The thing for me that raises Brinkmann above artists with a similar minimal dub sound, is the fact that Brinkmann always keeps things moving along with a great beat - never falling flat with something that is too cerebral. Brinkmann may be able to do this so easily because he not only has a great ear for what makes a track move in a funky way sort of like his Soul Center works (but without being so overt about it here) as well as in a rhythmic way.
He is also able to combine fun samples with an intelligent sound which makes for enjoyable and repeated listens.
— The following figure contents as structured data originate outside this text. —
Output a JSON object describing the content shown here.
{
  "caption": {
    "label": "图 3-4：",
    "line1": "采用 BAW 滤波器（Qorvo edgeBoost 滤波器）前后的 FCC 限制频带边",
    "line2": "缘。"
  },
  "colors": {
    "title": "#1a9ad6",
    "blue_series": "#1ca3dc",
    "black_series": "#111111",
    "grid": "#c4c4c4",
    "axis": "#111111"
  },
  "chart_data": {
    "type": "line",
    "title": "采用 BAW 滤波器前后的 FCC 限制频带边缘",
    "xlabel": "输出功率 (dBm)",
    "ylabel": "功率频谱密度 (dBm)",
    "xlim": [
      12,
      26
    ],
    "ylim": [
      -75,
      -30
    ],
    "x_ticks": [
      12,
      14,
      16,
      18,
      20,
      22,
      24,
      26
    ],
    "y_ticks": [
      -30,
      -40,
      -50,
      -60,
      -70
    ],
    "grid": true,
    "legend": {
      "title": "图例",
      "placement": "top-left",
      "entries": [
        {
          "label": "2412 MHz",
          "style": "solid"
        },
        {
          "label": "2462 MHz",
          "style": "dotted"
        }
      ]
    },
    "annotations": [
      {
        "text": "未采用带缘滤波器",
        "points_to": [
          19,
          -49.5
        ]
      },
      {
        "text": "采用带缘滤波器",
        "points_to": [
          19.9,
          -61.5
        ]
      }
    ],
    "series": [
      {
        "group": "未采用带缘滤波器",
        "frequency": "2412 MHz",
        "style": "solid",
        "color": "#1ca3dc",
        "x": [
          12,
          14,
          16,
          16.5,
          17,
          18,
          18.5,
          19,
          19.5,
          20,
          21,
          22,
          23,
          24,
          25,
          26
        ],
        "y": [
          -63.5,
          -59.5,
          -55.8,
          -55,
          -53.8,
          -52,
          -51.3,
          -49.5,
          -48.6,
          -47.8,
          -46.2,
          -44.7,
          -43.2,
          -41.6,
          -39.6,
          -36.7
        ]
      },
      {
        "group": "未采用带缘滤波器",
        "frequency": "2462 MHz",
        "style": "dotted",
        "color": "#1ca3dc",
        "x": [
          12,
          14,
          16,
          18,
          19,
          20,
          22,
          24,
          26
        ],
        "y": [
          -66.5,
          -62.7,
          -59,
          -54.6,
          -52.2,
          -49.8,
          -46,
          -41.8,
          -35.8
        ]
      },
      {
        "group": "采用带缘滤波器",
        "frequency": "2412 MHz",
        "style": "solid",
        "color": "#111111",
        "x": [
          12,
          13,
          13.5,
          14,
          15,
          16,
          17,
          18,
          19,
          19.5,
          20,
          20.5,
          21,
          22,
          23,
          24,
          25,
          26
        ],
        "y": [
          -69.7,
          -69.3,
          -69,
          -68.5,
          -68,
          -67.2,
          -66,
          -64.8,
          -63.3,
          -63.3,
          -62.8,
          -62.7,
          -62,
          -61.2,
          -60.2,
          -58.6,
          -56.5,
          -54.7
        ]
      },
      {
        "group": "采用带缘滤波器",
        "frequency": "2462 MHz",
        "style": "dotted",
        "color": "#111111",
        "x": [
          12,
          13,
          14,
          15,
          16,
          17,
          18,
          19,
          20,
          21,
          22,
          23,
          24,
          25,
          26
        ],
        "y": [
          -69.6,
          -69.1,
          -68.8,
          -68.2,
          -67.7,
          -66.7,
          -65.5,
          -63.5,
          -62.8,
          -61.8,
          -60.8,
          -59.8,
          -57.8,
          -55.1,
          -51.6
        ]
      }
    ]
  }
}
Row is the latest compilation to mine his varied output, and includes an excellent sampling, even including some new versions for those who might have already collected the original releases, and it will keep even the most jaded electronic music fan happy.
- We get a tasty 2 minute intro called Corvette to start the disc out from the Thomas Brinkmann & Marcus Schmickler collaboration which may have raised some eyebrows thanks to the use of the sound of racing cars throughout. This is an excellent way to introduce the disc, and whereas usually I don't think of 2 minute intros as proper songs, in this case I think it can be thought in that way. For me I can't help but think of Steve McQueen in the movie Le Mans from 1971.
- A change of pace into the more subtle but quite provocative N.M.Q.P., which sounds like the Laub remixes from earlier this year called Fileshaving, thanks to the female vocal which is put on repeat and funked out by Brinkmann beyond recognition. If you liked the Laub remixes you will love this track. I also like the bass guitar which comes in a bit later in this track which helps to give it a krautrock feel.
- Next we have two different new versions of Max.E.3 - the first mix is a more typical minimal dub workout with an emphasis on the quanking keys, until some percussive elements surface later in the mix.
- The second mix of Max.E.3 is my favorite of the two because it emphasizes the poppy percussion more than the underbelly dub, as different clicking percussives surface reminding me of someone walking through empty halls of ancient architectural wonders. The melodic elements take their time to appear and when they do things are really clicking and popping along at a real fine clip.
- The rhythm keeps steady with the next track Max.E.4 with a sampled piano to keep things interesting.
- Isch pays more attention to the funk-ness of the melody (which sounds somewhat like a heavily modulated electric guitar) coupled with the rhythmic build-up. The female voice which comes in saying Isch is what gives this track its title.
- The next track Loplop brings things down a notch in excitement, but brings things up a notch in submerged dub. A little more subtle than the previous couple of tracks but longer (at 9 minutes) there is a lot more going on then first expected and things keep rising in the mix as it extends out.
- Mexico starts with an extended intro consisting of someone saying "Mexico" but it is mutated to sound like "sicko" - this track is a true highlight. Not only is the sample which starts this track cool, but when the track itself kicks in, it is prime minimal dub rhythms.
- The next track, Ribisome, uses the most sampling, with its science class dissertation on ribisomes, genotypes and phenotypes. It sounds like something from New Metaphysics and you might actually learn something from it too.
- The last track is the unreleased Toothpaste, and it's a playful song which has a sample of someone brushing their tooth, gargling etc., and is a lot of fun.
10 tracks total, and Thomas Brinkmann definitely rises to the occasion and he does not disappoint on this stellar collection of his work.